In a very basic way, the code
for (/* init_statement */; /* condition */; /* iteration_expression */) {
/* statement */
}
is translated to
{
/* init_statement */;
while ( /* condition */ ) {
/* statement */
/* iteration_expression */;
}
}
Thus, we can call an arbitrary function do_something for each integer between
0 (inclusive) and 10 (non-inclusive) by using
for (int i = 0; i < 10; ++i)
do_something(i);
We can also use for loops to iterate over containers.
std::vector<int> values( /* ... */ );
for (typename std::vector<int>::iterator it = values.begin();
it != values.end();
++it)
{
do_something(*it);
}
For a better review, I suggest reading this page.
C++11 range-based for loops
Modern C++ revisions (after C++11) bring a much better way to iterate over containers: the range-based for loops.

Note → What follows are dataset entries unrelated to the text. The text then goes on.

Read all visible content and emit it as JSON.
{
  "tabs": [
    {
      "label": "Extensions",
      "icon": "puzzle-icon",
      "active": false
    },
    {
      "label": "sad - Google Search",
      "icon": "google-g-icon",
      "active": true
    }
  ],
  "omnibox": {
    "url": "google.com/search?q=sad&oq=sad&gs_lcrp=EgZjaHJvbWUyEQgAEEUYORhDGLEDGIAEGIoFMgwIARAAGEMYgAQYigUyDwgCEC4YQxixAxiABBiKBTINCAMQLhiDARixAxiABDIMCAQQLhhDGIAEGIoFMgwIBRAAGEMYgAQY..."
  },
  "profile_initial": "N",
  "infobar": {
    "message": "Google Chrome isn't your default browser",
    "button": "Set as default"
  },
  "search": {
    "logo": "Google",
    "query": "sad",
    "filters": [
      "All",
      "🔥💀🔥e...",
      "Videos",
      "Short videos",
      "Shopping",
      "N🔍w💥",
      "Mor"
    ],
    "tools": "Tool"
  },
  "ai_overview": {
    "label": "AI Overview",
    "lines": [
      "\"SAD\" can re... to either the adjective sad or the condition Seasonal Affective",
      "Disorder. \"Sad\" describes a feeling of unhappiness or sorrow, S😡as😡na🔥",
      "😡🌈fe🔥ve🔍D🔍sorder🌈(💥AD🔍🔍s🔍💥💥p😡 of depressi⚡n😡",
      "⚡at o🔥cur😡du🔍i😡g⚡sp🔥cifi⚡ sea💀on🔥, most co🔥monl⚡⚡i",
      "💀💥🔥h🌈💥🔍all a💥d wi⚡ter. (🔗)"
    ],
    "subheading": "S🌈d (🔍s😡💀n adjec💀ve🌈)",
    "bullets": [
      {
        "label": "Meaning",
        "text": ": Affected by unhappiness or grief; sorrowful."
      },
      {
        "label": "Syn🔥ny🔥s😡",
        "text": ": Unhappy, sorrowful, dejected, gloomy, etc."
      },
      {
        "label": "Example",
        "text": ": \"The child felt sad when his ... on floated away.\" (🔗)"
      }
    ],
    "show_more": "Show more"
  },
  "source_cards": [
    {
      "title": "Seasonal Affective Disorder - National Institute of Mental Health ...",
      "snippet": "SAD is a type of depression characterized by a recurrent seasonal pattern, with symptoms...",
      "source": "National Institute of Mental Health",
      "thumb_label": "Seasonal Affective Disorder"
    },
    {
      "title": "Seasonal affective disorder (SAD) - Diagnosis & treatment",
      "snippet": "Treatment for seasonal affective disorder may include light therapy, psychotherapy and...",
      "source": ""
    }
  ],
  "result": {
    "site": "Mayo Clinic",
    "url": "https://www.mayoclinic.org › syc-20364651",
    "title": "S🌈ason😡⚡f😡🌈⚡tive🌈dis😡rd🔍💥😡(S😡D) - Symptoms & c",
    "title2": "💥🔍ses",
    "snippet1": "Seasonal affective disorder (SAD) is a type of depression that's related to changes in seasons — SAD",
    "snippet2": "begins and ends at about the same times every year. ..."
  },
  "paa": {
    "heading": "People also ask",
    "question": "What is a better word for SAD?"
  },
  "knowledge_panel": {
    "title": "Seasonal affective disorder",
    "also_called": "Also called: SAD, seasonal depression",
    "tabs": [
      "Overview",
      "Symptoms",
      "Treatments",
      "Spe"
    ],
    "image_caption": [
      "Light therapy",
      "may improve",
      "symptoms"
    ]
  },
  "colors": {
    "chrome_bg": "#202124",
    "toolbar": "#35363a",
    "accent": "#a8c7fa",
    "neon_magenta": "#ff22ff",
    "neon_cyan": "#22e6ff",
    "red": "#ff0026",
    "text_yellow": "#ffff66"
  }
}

The last piece of code is equivalent to
std::vector<int> values( /* ... */ );
for (int i : values)
do_something(i);
For a better review, I suggest reading this page.
Problem: Value range
Now, let’s discuss the bad habits that I have seen. Imagine we want to iterate over a vector and call a user-defined function that receives both the index and the value at that position. A faulty solution would be
template <typename T, typename F>
void my_solution(const std::vector<T>& values, const F& f) {
for (int i = 0; i < values.size(); ++i)
f(i, values[i]);
}
Can you spot the bug? Many of us are so used to iterate using ints that we
forget that it can’t represent all possible index values.
The problem lays in the fact that most likely
std::numeric_limits<int>::max() < std::numeric_limits<typename std::vector<T>::size_type>::max()
std::vector<T>::size_type is the type that can hold any index or size of vectors.
Although many implementations use std::size_t, there is no such guarantee.
Thus, a better generic solution is
template <typename T, typename F>
void my_solution(const std::vector<T>& values, const F& f) {
for (typename std::vector<T>::size_type i = 0; i < values.size(); ++i)
f(i, values[i]);
}
Problem: Iterating two containers
Another problem that can happen is regarding the const-correctness of the indices. It doesn’t come exactly from a bad habit, but from a limitation in the traditional for loop.
Consider the same situation as before, but now we want to have a callback for every combination of values in two containers. Based on what we have discussed, a common mistake is
template <typename T, typename F>
void my_solution(const std::vector<T>& a, const std::vector<T>& b, const F& f) {
for (typename std::vector<T>::size_type i = 0; i < a.size(); ++i)
for (typename std::vector<T>::size_type j = 0; j < b.size(); ++i)
f(i, j, a[i], b[j]);
}
In the second for loop, instead of incrementing j we increment i causing
a bug that is often hard to detect. A possible cause of the problem here is that
variables have no meaningful name. However, it is so common to iterate using
variables called i and j that long meaningful names would be awkward.
An ideal solution would forbid modifications of the iteration variable inside the
for loop. Thus, if we tried to modify the variable i in the second loop, a compiler
error would be emitted. However, just using const is not enough. The code
template <typename T, typename F>
void my_solution(const std::vector<T>& a, const std::vector<T>& b, const F& f) {
for (const typename std::vector<T>::size_type i = 0; i < a.size(); ++i)
for (const typename std::vector<T>::size_type j = 0; j < b.size(); ++j)
f(i, j, a[i], b[j]);
}
doesn’t compile since ++i and ++j tries to modify the variables.
Solution: cool::indices utility
By using range-based for loops, cool provides a
utility that solves the two mentioned problems. The function cool::indices(n, m)
creates a lazy-evaluated list of indices in the interval \([n, m)\) whose type is
big enough to hold m and n (or their own type if they have the same type.)
If only one value is provided, that is cool::indices(m) is called, the
range goes from 0 (inclusive) to n (exclusive.)
That brings the solution
template <typename T, typename F>
void my_solution(const std::vector<T>& a, const std::vector<T>& b, const F& f) {
for (const auto i : cool::indices(a.size()))
for (const auto j : cool::indices(b.size()))
f(i, j, a[i], b[j]);
}
which has several advantages:
iandjhave typestd::vector<T>::size_typewithout explicitly writing so;- the compiler would emit an error if one tries to modify
iandj; and - there are much fewer occurrences of the variables (no explicit comparison and increment), reducing the chances of mistyping.